Friday, May 20, 2011

Stop Shrinking My Food - the continuing saga

I've written about this before.  But, since new stories keep emerging, I'll keep writing.  


Food companies are shrinking packages as a way of increasing prices without actually increasing prices.  They say they're holding the line on price increases, but since you're getting less, the price per ounce is going up - often by quite a bit.

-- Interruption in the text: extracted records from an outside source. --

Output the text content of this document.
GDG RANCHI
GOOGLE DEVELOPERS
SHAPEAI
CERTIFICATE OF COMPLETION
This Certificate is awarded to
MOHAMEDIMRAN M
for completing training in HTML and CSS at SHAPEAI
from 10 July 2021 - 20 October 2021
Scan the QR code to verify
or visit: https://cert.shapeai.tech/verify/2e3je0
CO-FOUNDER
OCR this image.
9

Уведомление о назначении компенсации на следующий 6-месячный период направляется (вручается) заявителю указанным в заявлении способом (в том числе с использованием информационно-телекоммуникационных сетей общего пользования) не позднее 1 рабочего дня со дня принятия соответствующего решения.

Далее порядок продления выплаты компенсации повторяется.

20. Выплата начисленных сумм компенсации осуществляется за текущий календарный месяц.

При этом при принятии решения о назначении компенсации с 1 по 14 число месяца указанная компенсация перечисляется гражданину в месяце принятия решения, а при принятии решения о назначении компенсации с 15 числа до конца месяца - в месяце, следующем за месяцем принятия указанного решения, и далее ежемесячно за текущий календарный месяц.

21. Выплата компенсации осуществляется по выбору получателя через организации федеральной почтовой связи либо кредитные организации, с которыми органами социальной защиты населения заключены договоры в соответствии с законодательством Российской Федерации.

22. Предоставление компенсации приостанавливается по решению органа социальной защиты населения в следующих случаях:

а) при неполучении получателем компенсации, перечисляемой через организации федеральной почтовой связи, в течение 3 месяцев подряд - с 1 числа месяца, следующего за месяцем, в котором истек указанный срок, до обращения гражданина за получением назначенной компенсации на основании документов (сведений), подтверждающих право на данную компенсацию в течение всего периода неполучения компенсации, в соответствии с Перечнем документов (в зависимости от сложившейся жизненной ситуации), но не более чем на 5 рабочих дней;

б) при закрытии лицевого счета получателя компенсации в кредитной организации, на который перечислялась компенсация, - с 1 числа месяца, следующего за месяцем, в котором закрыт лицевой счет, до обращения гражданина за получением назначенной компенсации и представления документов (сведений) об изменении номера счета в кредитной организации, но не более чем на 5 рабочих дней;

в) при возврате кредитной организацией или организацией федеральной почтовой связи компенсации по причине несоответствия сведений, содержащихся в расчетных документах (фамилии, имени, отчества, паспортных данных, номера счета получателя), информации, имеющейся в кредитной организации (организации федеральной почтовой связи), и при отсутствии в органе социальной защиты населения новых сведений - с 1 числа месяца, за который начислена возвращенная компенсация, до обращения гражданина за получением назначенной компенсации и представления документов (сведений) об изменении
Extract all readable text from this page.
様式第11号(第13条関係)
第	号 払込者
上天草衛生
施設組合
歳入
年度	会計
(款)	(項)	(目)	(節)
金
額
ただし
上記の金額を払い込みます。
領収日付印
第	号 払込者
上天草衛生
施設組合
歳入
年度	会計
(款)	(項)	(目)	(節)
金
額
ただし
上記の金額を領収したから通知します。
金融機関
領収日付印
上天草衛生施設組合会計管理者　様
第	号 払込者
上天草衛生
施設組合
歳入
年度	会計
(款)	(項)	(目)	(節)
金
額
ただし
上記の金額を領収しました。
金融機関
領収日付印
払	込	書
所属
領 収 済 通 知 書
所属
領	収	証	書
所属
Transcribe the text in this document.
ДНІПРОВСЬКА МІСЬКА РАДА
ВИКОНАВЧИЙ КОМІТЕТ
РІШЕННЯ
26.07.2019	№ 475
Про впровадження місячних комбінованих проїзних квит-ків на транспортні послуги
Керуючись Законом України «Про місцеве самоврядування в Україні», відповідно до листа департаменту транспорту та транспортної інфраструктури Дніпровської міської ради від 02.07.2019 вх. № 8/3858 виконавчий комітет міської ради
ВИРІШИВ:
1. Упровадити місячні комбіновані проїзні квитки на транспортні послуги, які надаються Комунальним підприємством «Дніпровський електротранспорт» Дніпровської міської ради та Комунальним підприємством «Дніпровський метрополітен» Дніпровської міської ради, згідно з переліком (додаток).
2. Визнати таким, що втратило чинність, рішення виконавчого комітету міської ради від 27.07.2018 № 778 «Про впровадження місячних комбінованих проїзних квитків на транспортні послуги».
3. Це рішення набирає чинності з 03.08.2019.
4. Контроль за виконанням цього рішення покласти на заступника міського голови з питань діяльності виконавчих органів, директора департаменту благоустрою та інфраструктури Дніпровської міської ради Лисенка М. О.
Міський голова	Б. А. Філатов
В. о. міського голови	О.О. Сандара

Among the problems with this are the increase in packaging per same amount of food, increasing the cost of freight, etc.  Personally, I think each food item has an ideal size, and that's what it should remain at.  What happens after they can't shrink anymore?  "New larger size!" they're sure to boast.  What they'll omit is that it's the same size they sold you five or ten years ago, but now the price is two or three times as much.

From The Consumerist:

Myron Reducto is at it again, turning his Grocery Shrink Ray Gun on Odwalla juice, zapping it down to 12 oz from 15. The price is the same. Like other food packagers, Odwalla is combining the shrinkage with a packaging redesign that it hopes will get more press. In this case, they are simultaneously rolling out bottles that are made from 100% plant based HDPE plastic.

Monday, April 18, 2011

Labels are there for a reason

Years ago, I read on the back page of Consumer Reports about the difference between regular and extra-strength decongestants.  One came in a yellow package, while the other came in green and was more expensive.  But both had the same amount of active ingredients.  Consumer Reports wrote a headline that read, "Yellow is for Sneezy.  Green is for Dopey."  


Labels have a purpose, and manufacturers who try to deceive their customers with misleading - or outright false - statements should be held accountable.

From The Consumerist:


Lawsuit: Campbell's "Regular" And "25% Less Sodium" Tomato Soup Both Contain 480mg Of Sodium

Here's a trick question: How much sodium does Campbell's "25% less sodium" tomato soup contain compared to regular Campbell's tomato soup? Would you believe that both contain 480 mg? And that the first one costs more? Four NJ housewives couldn't, and a federal judge has ruled that their lawsuit against Campbell's over what they call misleading labels can proceed.
Campbell's reply is that the "25% less sodium" claim is as compared to the average of "all varieties" of condensed soup, not tomato. "Campbell has complete confidence in the accuracy of our labels and our marketing communications and that they meet regulatory and other legal requirements," the company told Reuters.
regularvsreduced.jpgBelow the big yellow "25%" and big white "LESS SODIUM" on the front of the can in smaller yellow text it says "than regular condensed soup."
They may be right about meeting statutory requirements, but that doesn't mean a reasonable consumer can't still be mislead by the label on the front of the can. The lawsuit seeks class action status.